Les experts évaluent le processus électoral : Une étape charnière vers la maturité démocratique et l’édification institutionnelle
Les élections législatives du 2 juillet 2026 ont marqué une étape charnière dans le parachèvement de l’édifice institutionnel national et traduit une pratique démocratique parvenue à maturité, selon des experts en droit et en sciences politiques interrogés par l’APS, qui relèvent une transformation qualitative de la composition parlementaire, désormais portée par une élite universitaire renouvelée et une pluralité politique élargie à 23 formations représentées à l’Assemblée populaire nationale. Cette consultation électorale s’inscrit dans la continuité des réformes engagées ces dernières années pour consolider les fondements institutionnels du pays et renforcer la représentativité de ses instances élues, dans un contexte régional et international marqué par de profondes recompositions géopolitiques. Le directeur de l’Ecole nationale supérieure des sciences politiques (ENSSP), Zakaria Wahbi, considère que la nouvelle Assemblée « incarne une mutation qualitative dans la pratique démocratique, où la diversité des courants politiques représentés permettra d’enrichir le débat législatif et de contrôle ». Il souligne que cette pluralité, conjuguant le poids des partis traditionnels et l’efficacité des nouvelles élites, constitue « un indicateur de la vitalité de la compétition politique, à même de contribuer à dynamiser le contrôle et à mettre en œuvre les projets nationaux ambitieux ». Selon lui, cette dynamique trouve sa source dans les réformes législatives récentes, en particulier l’article 200 de la loi organique relative au régime électoral, qui « a instauré des critères rigoureux d’intégrité, favorisant ainsi l’accès d’une élite de compétences universitaires au Parlement ». Cette transition constitue, précise M. Wahbi, « la pierre angulaire de l’édification des institutions d’un Etat fort et intégré », l’objectif recherché à travers ces réformes étant de « consacrer des traditions démocratiques et des pratiques électorales transparentes, permettant au citoyen algérien de choisir ses représentants en toute liberté ». Il s’agit ainsi, ajoute-t-il, de garantir « la transmission de la voix du peuple et la défense de ses aspirations, à travers des institutions élues qui exercent leurs missions avec responsabilité, confiance et loyauté ».

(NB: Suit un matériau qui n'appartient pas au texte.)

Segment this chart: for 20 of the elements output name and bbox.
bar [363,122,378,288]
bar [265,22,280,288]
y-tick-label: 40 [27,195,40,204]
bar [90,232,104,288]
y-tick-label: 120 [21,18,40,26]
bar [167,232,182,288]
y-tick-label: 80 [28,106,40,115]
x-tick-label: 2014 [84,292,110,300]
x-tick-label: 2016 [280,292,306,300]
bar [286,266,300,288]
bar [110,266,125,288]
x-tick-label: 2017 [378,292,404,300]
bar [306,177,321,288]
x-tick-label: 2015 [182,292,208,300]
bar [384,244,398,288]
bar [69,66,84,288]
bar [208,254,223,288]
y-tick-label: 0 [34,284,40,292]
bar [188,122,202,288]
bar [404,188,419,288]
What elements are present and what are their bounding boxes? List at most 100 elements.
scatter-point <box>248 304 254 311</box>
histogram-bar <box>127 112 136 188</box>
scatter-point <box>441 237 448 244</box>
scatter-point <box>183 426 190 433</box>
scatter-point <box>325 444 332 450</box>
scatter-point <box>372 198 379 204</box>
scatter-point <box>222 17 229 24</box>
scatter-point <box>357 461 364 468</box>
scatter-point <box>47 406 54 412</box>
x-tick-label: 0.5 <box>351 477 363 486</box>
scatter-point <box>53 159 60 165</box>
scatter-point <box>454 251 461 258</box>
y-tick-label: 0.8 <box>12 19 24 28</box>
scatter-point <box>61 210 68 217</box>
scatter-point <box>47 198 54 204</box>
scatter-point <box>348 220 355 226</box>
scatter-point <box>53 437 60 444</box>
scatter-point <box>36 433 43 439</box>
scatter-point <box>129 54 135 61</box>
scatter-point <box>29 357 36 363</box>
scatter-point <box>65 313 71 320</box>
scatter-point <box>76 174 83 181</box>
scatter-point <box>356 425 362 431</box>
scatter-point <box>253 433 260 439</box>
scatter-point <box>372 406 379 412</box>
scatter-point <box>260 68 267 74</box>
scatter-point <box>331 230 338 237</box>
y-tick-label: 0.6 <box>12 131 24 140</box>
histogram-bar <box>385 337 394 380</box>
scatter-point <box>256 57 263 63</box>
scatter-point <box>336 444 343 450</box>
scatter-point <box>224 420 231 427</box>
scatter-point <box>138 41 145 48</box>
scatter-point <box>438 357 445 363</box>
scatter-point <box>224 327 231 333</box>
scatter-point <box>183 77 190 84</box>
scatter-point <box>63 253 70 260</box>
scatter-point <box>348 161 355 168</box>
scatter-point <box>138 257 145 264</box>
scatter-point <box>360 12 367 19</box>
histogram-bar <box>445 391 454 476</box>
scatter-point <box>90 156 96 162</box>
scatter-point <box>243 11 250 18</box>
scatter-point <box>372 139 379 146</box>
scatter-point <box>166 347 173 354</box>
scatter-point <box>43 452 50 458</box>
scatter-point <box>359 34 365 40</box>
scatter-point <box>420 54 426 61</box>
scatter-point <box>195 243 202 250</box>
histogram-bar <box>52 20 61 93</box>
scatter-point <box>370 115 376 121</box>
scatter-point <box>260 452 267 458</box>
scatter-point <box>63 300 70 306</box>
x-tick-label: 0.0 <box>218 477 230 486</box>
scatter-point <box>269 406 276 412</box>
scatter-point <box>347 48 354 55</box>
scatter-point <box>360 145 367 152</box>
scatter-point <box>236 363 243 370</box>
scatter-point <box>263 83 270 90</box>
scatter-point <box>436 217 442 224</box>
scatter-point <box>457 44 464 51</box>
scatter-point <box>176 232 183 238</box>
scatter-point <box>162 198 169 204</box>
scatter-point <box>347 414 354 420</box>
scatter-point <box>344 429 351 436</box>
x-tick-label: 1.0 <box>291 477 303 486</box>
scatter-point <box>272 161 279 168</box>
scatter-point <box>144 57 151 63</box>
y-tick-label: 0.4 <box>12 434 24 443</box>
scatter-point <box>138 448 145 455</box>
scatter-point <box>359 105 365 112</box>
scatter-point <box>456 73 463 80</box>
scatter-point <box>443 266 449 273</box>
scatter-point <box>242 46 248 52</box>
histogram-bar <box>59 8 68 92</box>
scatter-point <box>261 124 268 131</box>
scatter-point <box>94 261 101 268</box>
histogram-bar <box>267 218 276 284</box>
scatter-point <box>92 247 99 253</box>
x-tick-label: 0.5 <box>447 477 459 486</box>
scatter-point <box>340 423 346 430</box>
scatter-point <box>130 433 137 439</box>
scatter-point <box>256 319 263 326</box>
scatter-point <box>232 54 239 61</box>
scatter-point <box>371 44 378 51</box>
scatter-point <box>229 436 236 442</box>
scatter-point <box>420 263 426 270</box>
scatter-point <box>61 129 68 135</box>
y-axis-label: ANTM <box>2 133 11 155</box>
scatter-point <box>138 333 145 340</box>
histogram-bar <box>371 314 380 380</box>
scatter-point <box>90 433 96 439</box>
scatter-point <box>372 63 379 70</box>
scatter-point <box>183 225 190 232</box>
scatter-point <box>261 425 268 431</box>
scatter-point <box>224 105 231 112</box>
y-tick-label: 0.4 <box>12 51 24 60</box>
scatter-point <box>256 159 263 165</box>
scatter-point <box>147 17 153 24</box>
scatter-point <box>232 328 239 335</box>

De son côté, le professeur en sciences politiques et relations internationales à l’Université d’Alger 3, Driss Attia, estime que ce scrutin « a réussi à consolider la stabilité institutionnelle, tout en garantissant le renouvellement des élites qui constituent une soupape de sécurité face aux transformations géopolitiques régionales et internationales ». Il met en avant la qualité de la composition de la nouvelle Assemblée, marquée par « des jeunes compétences et des expériences politiques, créant ainsi une complémentarité des connaissances qui offre à l’institution législative une grande capacité à traiter les dossiers complexes avec un haut niveau de technicité ». Cette diversité, selon lui, devrait favoriser l’émergence de consensus nationaux propices à un débat objectif servant l’intérêt supérieur du pays, tout en renforçant la coordination avec le pouvoir exécutif. L’analyste politique Abdelkader Soufi estime pour sa part que ce rendez-vous électoral « a reconstitué la scène politique, en permettant aux partis et aux alliances de retrouver leur place traditionnelle au premier rang de l’action parlementaire », ce qui devrait donner un nouvel élan à ces formations en vue de renforcer une action politique organisée. Enfin, l’expert en droit constitutionnel Moussa Boudhane insiste sur la nécessité, pour les nouveaux élus, de garantir « la sécurité juridique » en assurant « des textes législatifs clairs et sans équivoque ». Il estime que « la pratique démocratique fondée sur le principe de la séparation souple des pouvoirs exige un contrôle parlementaire efficace et une performance de qualité consolidant la transparence et la moralisation de la vie publique ».
Ces analyses convergentes situent ainsi la nouvelle législature dans une trajectoire de renforcement institutionnel, appelée à conjuguer expertise technique, pluralisme politique et exigence de transparence, dans la perspective de consolider l’Etat de droit et de répondre aux attentes des citoyens.